It was a mixed reaction from many Nigerians as the Joint Admission and Matriculation Board (JAMB) announced on Tuesday that the apex body has abolished general cut-off marks for admission into tertiary institutions and allowed the institutions freedom to set their individual minimum benchmark for admission.
JAMB took the decision at the board’s 2021 policy meeting which was held virtually and chaired by Adamu Adamu, the minister of education. The Is-haq Oloyede, registrar of JAMB, speaking during the meeting, said some universities such as the University of Maiduguri proposed 150, Usman Dan Fodio University, Sokoto proposed 140, PanAtlantic University proposed 210, University of Lagos 200, Lagos State University 190, Covenant University 190, Bayero University Kano, 180. The meeting approved that for Direct Entry ( DE), the maximum score a candidate can present is 6 and the minimum is 2 or E, as required by law.
Recall JAMB has been conducting entrance examinations and setting the cut-off marks for admission into tertiary institutions in Nigeria for the past 43 years.
Read also: JAMB cancels UTME cut-off marks
Some stakeholders who spoke with BusinessDay expressed their disappointment over the decision of JAMB to abolish general cut off marks and to direct various institutions to set cut off marks as deemed fit.
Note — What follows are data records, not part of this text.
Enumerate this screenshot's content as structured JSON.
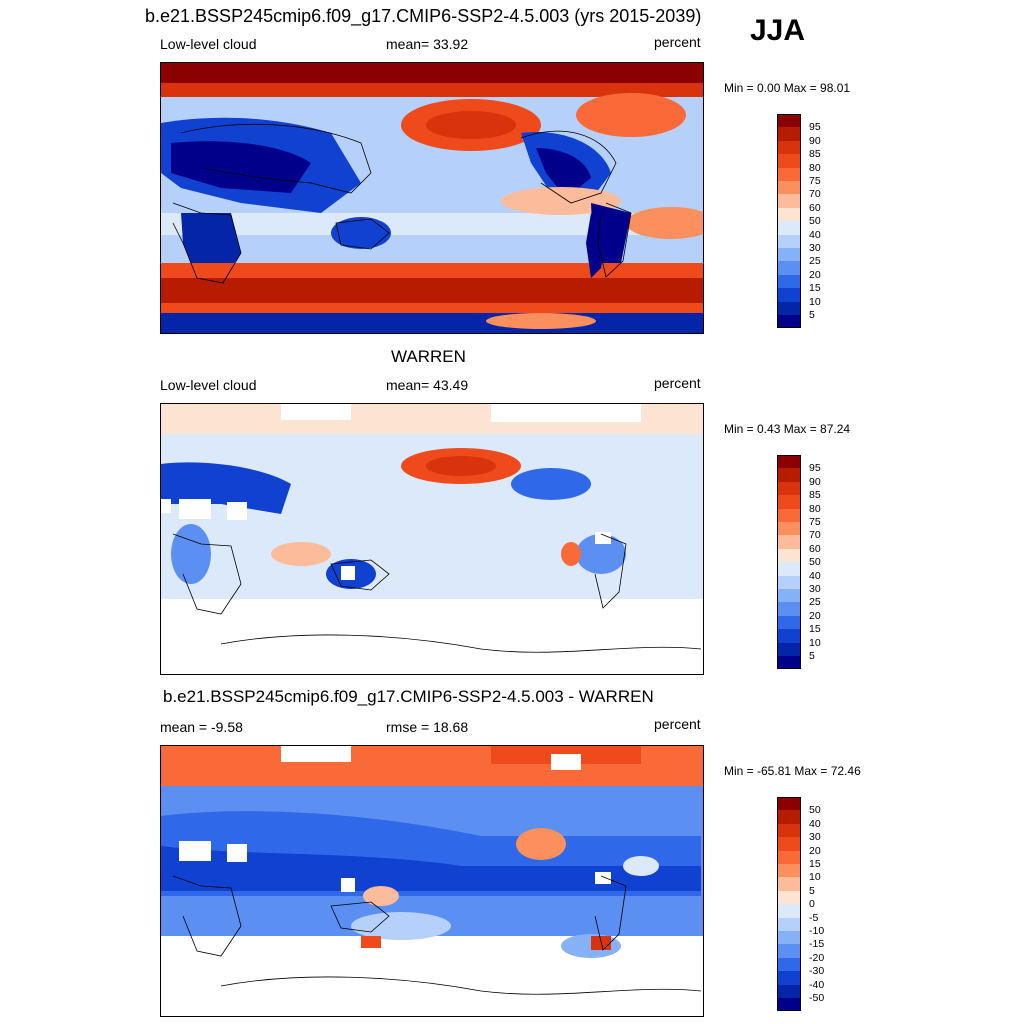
{
  "header": {
    "title": "b.e21.BSSP245cmip6.f09_g17.CMIP6-SSP2-4.5.003 (yrs 2015-2039)",
    "season": "JJA"
  },
  "panels": [
    {
      "title": "",
      "left_label": "Low-level cloud",
      "center_label": "mean=  33.92",
      "right_label": "percent",
      "minmax": "Min =   0.00 Max =  98.01"
    },
    {
      "title": "WARREN",
      "left_label": "Low-level cloud",
      "center_label": "mean=  43.49",
      "right_label": "percent",
      "minmax": "Min =   0.43 Max =  87.24"
    },
    {
      "title": "b.e21.BSSP245cmip6.f09_g17.CMIP6-SSP2-4.5.003 - WARREN",
      "left_label": "mean =  -9.58",
      "center_label": "rmse =  18.68",
      "right_label": "percent",
      "minmax": "Min = -65.81 Max =  72.46"
    }
  ],
  "colorbars": {
    "abs": {
      "labels": [
        "95",
        "90",
        "85",
        "80",
        "75",
        "70",
        "60",
        "50",
        "40",
        "30",
        "25",
        "20",
        "15",
        "10",
        "5"
      ],
      "colors": [
        "#8b0000",
        "#b71c00",
        "#d9330d",
        "#ee4a1c",
        "#f96a38",
        "#fb8f5e",
        "#fcbc9c",
        "#fde3d2",
        "#dbe9fb",
        "#b5d0fa",
        "#86b1f6",
        "#5b8ff1",
        "#3068ea",
        "#1041d0",
        "#0525a8",
        "#00008b"
      ]
    },
    "diff": {
      "labels": [
        "50",
        "40",
        "30",
        "20",
        "15",
        "10",
        "5",
        "0",
        "-5",
        "-10",
        "-15",
        "-20",
        "-30",
        "-40",
        "-50"
      ],
      "colors": [
        "#8b0000",
        "#b71c00",
        "#d9330d",
        "#ee4a1c",
        "#f96a38",
        "#fb8f5e",
        "#fcbc9c",
        "#fde3d2",
        "#dbe9fb",
        "#b5d0fa",
        "#86b1f6",
        "#5b8ff1",
        "#3068ea",
        "#1041d0",
        "#0525a8",
        "#00008b"
      ]
    }
  }
}
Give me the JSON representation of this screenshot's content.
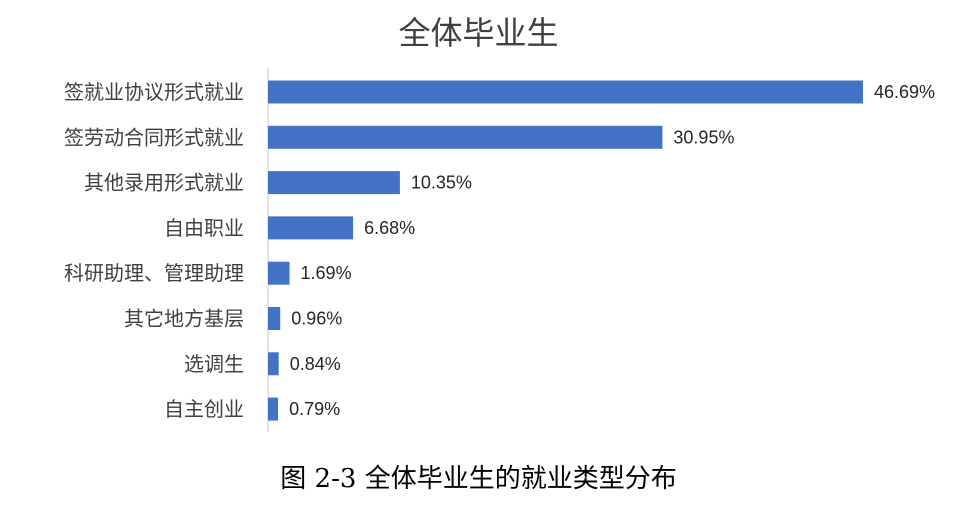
{
  "chart_data": {
    "type": "bar",
    "orientation": "horizontal",
    "title": "全体毕业生",
    "categories": [
      "签就业协议形式就业",
      "签劳动合同形式就业",
      "其他录用形式就业",
      "自由职业",
      "科研助理、管理助理",
      "其它地方基层",
      "选调生",
      "自主创业"
    ],
    "values": [
      46.69,
      30.95,
      10.35,
      6.68,
      1.69,
      0.96,
      0.84,
      0.79
    ],
    "data_labels": [
      "46.69%",
      "30.95%",
      "10.35%",
      "6.68%",
      "1.69%",
      "0.96%",
      "0.84%",
      "0.79%"
    ],
    "xlim": [
      0,
      46.69
    ],
    "grid": false,
    "legend": "none",
    "bar_color": "#4472C4"
  },
  "caption": "图 2-3 全体毕业生的就业类型分布"
}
Oluchi Chukwuma, a teacher, said the action of the board is unacceptable and a pointer to a failed system.
“Sustainable education cannot be possible with this action. JAMB has failed in its responsibility”, she said.
However, Ogundele Boyega believes the change in gear was orchestrated by the corruption in the land.
“Though it used to be the practice in the past but because of corruption that has eaten deep into every corner of the country. I do not think it is good for our educational system”, he stated.
The issue of unified cut off marks he buttressed further has been bringing sanity in our educational system to some extent despite the central cut off the issue of quota system was a big problem, but now that JAMB is coming in with this development, many people who did not write the Unified Tertiary and Matriculation Examination (UTME) will begin to gain admission in some part of the country. This he said is not healthy for Nigeria and the education system.
However, taking a look at some countries in the world, such as Canada and Finland, where students are not subjected to writing examinations like UTME but gain admission to the tertiary institutions through their secondary education performance as obtainable in Finland, and a system which allows various institutions to set their criteria for admitting students as in Canada, JAMB is on track.
Bolarinwa Kayode, a social analyst feels the system is not ideally organized. Speaking with BusinessDay on the recent development, he said, “The Nigerian educational system, especially for tertiary education, is bedevilled with too many hurdles which are not a true test of the students’ knowledge.”
He cited the USA where they use the Test of English as a Foreign Language (TOEFL) and Scholastic Aptitude Test (SAT) to admit students into their various tertiary institutions. These examinations are arranged and organized in such a way that students can sit for the exams several periods in a year, while in Nigeria, JAMB is designed on yearly basis.
The cut off marks for both the North and South are different, a unified system of admission is what is needed. Besides, he advocated for the exams to run like the USA system, whereby one can write the exams more than once a year.